The goats sound like crying children as they bleat at me from their pen. The air smells sickly sweet of hay and a hundred different summer blossoms; and the sky is such a vast, clear blue that it is almost white. I look across the field through the deathly still air at my parents' house. The modest country house is so different from the one they left out west. Our old house was big and modern, with sprawling rooms and high tech appliances. This one was old and small, my mom had called it cozy. I didn't understand why they left their successful careers and moved south to Mississippi to become farmers, until I came to visit for the first time and saw my family happier than they had ever been.

As I open the front door, it creaks a lonely hello and I step inside. I glance around the living room; the walls and shelves are covered with pictures of me and my siblings: my five year old sister in her dance recitals and her gymnastic competitions (always the lead and always first place); my ten year old brother's football pictures (the star player); and my old senior picture. Above the fireplace is our family portrait showcasing our family's notorious good looks, but more importantly, showing off the family my mom wanted everyone to see.

On the armchair next to the fireplace is my mom's bible engraved in gold letters with her name, probably forgotten in her rush to get to church. I think back to the countless hours I had spent in a stuffy church praying to a god I didn't believe in so my Baptist mother wouldn't worry about my soul spending eternity burning in Hell.

In the kitchen is the shelf with all my mom's cookbooks. I think of all the times I choked down food so they wouldn't worry about my weight. She couldn't have known how much the smells of her rich meals tortured me, how with every bite a piece of myself died, how I would go home after my visits and fast for weeks, working out for hours every day.

In the garage is my dad's gun case. I open it and take the pistol out. I think back to that day a year and a half ago when I had sat alone in my bathtub. I was too much of a coward to face life anymore and too afraid to lose control of my own death, so I put the gun in my mouth and tasted the cold, dangerous metal, ready to put it all to an end. Right before I pulled the trigger, my mom called and I realized what it would do to my family if I went through with it, but I never forgot the way the gun tasted.

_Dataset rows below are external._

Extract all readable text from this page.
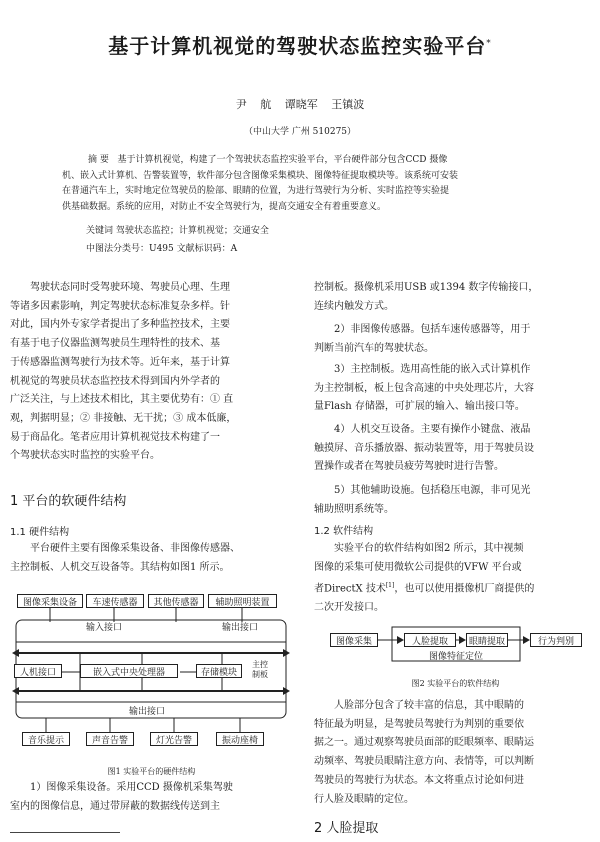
基于计算机视觉的驾驶状态监控实验平台*
尹 航 谭晓军 王镇波
（中山大学 广州 510275）
摘 要 基于计算机视觉，构建了一个驾驶状态监控实验平台，平台硬件部分包含CCD 摄像
机、嵌入式计算机、告警装置等，软件部分包含图像采集模块、图像特征提取模块等。该系统可安装
在普通汽车上，实时地定位驾驶员的脸部、眼睛的位置，为进行驾驶行为分析、实时监控等实验提
供基础数据。系统的应用，对防止不安全驾驶行为，提高交通安全有着重要意义。
关键词 驾驶状态监控；计算机视觉；交通安全
中图法分类号：U495 文献标识码：A
驾驶状态同时受驾驶环境、驾驶员心理、生理
等诸多因素影响，判定驾驶状态标准复杂多样。针
对此，国内外专家学者提出了多种监控技术，主要
有基于电子仪器监测驾驶员生理特性的技术、基
于传感器监测驾驶行为技术等。近年来，基于计算
机视觉的驾驶员状态监控技术得到国内外学者的
广泛关注，与上述技术相比，其主要优势有：① 直
观，判据明显；② 非接触、无干扰；③ 成本低廉，
易于商品化。笔者应用计算机视觉技术构建了一
个驾驶状态实时监控的实验平台。
1 平台的软硬件结构
1.1 硬件结构
平台硬件主要有图像采集设备、非图像传感器、
主控制板、人机交互设备等。其结构如图1 所示。
图像采集设备	车速传感器	其他传感器	辅助照明装置
输入接口	输出接口
人机接口	嵌入式中央处理器	存储模块
主控制板
输出接口
音乐提示	声音告警	灯光告警	振动座椅
图1 实验平台的硬件结构
1）图像采集设备。采用CCD 摄像机采集驾驶
室内的图像信息，通过带屏蔽的数据线传送到主
控制板。摄像机采用USB 或1394 数字传输接口，
连续内触发方式。
2）非图像传感器。包括车速传感器等，用于
判断当前汽车的驾驶状态。
3）主控制板。选用高性能的嵌入式计算机作
为主控制板，板上包含高速的中央处理芯片，大容
量Flash 存储器，可扩展的输入、输出接口等。
4）人机交互设备。主要有操作小键盘、液晶
触摸屏、音乐播放器、振动装置等，用于驾驶员设
置操作或者在驾驶员疲劳驾驶时进行告警。
5）其他辅助设施。包括稳压电源，非可见光
辅助照明系统等。
1.2 软件结构
实验平台的软件结构如图2 所示，其中视频
图像的采集可使用微软公司提供的VFW 平台或
者DirectX 技术[1]，也可以使用摄像机厂商提供的
二次开发接口。
图像采集	人脸提取	眼睛提取	行为判别
图像特征定位
图2 实验平台的软件结构
人脸部分包含了较丰富的信息，其中眼睛的
特征最为明显，是驾驶员驾驶行为判别的重要依
据之一。通过观察驾驶员面部的眨眼频率、眼睛运
动频率、驾驶员眼睛注意方向、表情等，可以判断
驾驶员的驾驶行为状态。本文将重点讨论如何进
行人脸及眼睛的定位。
2 人脸提取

I walk in to the guest room that my parents use as a trophy room for me. On the center of the wall is the picture of me shaking hands with the president. Beneath that picture is a picture of me accepting a $20,000 scholarship. On the other wall is a picture of me giving a speech to 3,000 different senators, C.E.O's, congressmen,and different wealthy philanthropists. My various other trophies and medals covered the walls along with paintings I had done that won first place in art shows. Each picture immortalized an achievement of mine that was supposed to prove to my parents that they had made the right choice when they adopted me at fourteen. I look around the room and realize how absurd it all is. I take out a trash bag and clear the walls.

The cemetery is small and it doesn't take long to find their headstones, engraved with the names of my whole family, my whole reason for being. I think back to the funeral a year ago. The church was filled with the entire town, along with half of my hometown. I sat in silence as everyone talked about how wonderful they were (as if I was unaware of this fact), what upstanding citizens they were (as if my mother would allow it to be any other way), and how sorry they were for my loss (as if that would bring them back). The pain was too unreal and my dry eyes offended the ones that really loved my family.

Sunday mornings at my parents' house were a battlefield. My mother hated being late for church, so getting my brother and sister to get ready on time was a constant fight. One particular Sunday morning my sister won the battle and my family was late. To make up the time, my dad sped the entire forty minute drive to church. My brother and sister were fighting over a toy in the back seat so my dad reached back to stop them. At that exact moment, someone else decided to run a stop sign and end my family's lives an hour before I would board the plane to visit them (I usually tried to time my visits so I could avoid church).

Amazingly, my brother survived the crash and slipped into a coma. I stayed with him for three nights not sleeping. On the third night, I broke down and asked my mother's god to save him, promising my eternal faith and servitude. He died the next day.

After the funeral, still unable to cry, I flew back home to continue college. A month later I was studying for finals when I realized that it didn't matter anymore what kind of grades I got, they were gone. The icy pain wrenched it's way through my gut and plunged me into a darkness so cold and deep that I knew I would never reach the surface.  I stopped going to school and spent most days finding oblivion at the bottom of a bottle.

As I sit now by their graves on this hot Sunday morning, I wonder if their deaths are a punishment for my lack of faith and my innumerable sins. I wonder if there is some sort of afterlife and if my family was in the good kind and if I would go to the bad kind. A breeze cools the sticky air for a moment and I rearrange the flowers on my sister's grave. I take my father's pistol out of my bag, silently tell my family that I'm sorry and put it in my mouth. My phone makes no protest and I pull the trigger.